Despite a major rebellion among Conservative back-benchers, the motion was comfortably defeated by 483 to 111.
Buckingham MP John Bercow was unable to take part as Speaker of the House, but Brackley and Towcester MP Andrea Leadsom voted for the referendum, while Bicester MP Tony Baldry voted against it.
Addressing the Prime Minister in a debate prior to the EU membership vote, Mr Baldry asked him to confirm the Conservative manifesto did not, “...contain a commitment to seek an in-out referendum or to seek to renegotiate our terms of membership of the European Union.”
Mr Cameron said although Conservatives had made a commitment to seek the return of some powers from the EU, it was not part of the manifesto to seek a referendum including an in-out option. But a total of 81 Conservatives went against the party line, and some abstained.

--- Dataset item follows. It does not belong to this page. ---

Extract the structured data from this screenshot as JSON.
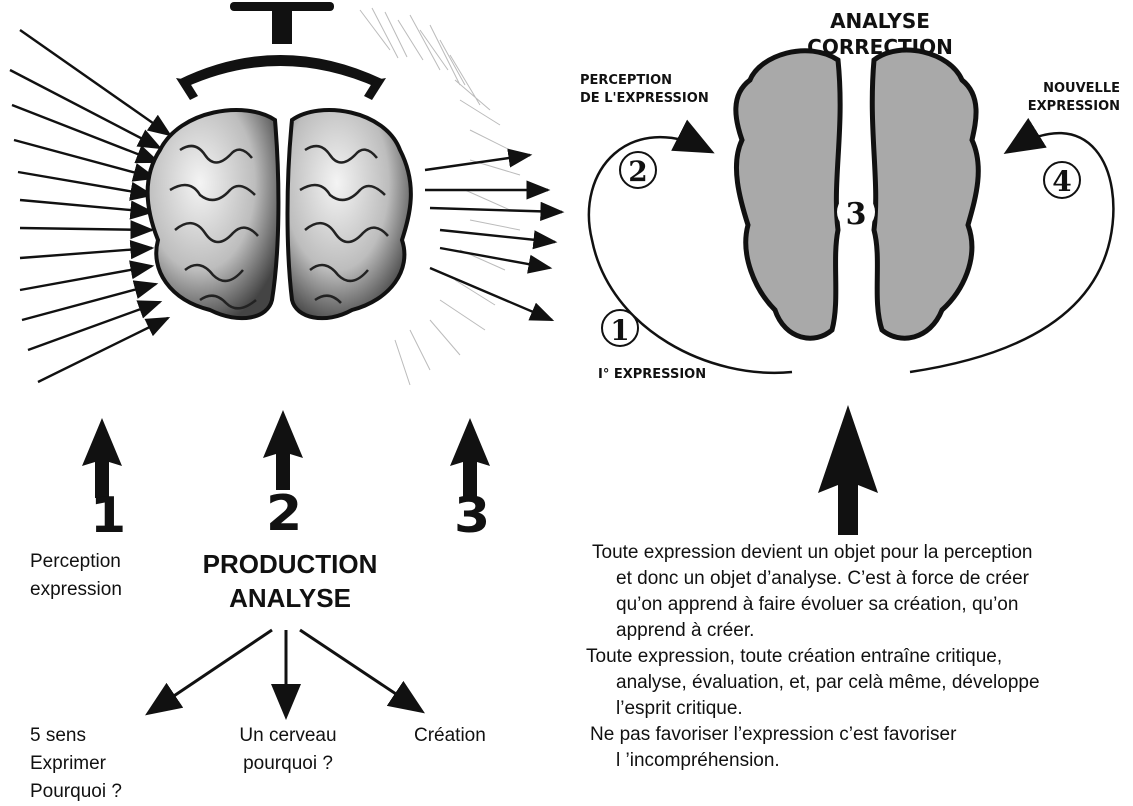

Following the vote, Mrs Leadsom said: “While I believe the Government are doing an excellent job in Europe, for example keeping us out of further bailouts of Greece and putting in place the EU referendum lock, nevertheless I decided I must support the motion for the sake of our democracy.
“For too long, voters have been denied the chance to have their say on ever-closer EU integration, and so, while it was a very difficult decision, I concluded that I had to support the principle of a referendum.
Despite her belief the motion contained a number of potential problems, Mrs Leadsom said she supported it as: “The Europe we have today bears little resemblance to the Europe we voted for in 1975 – it is high time the British public had another say.”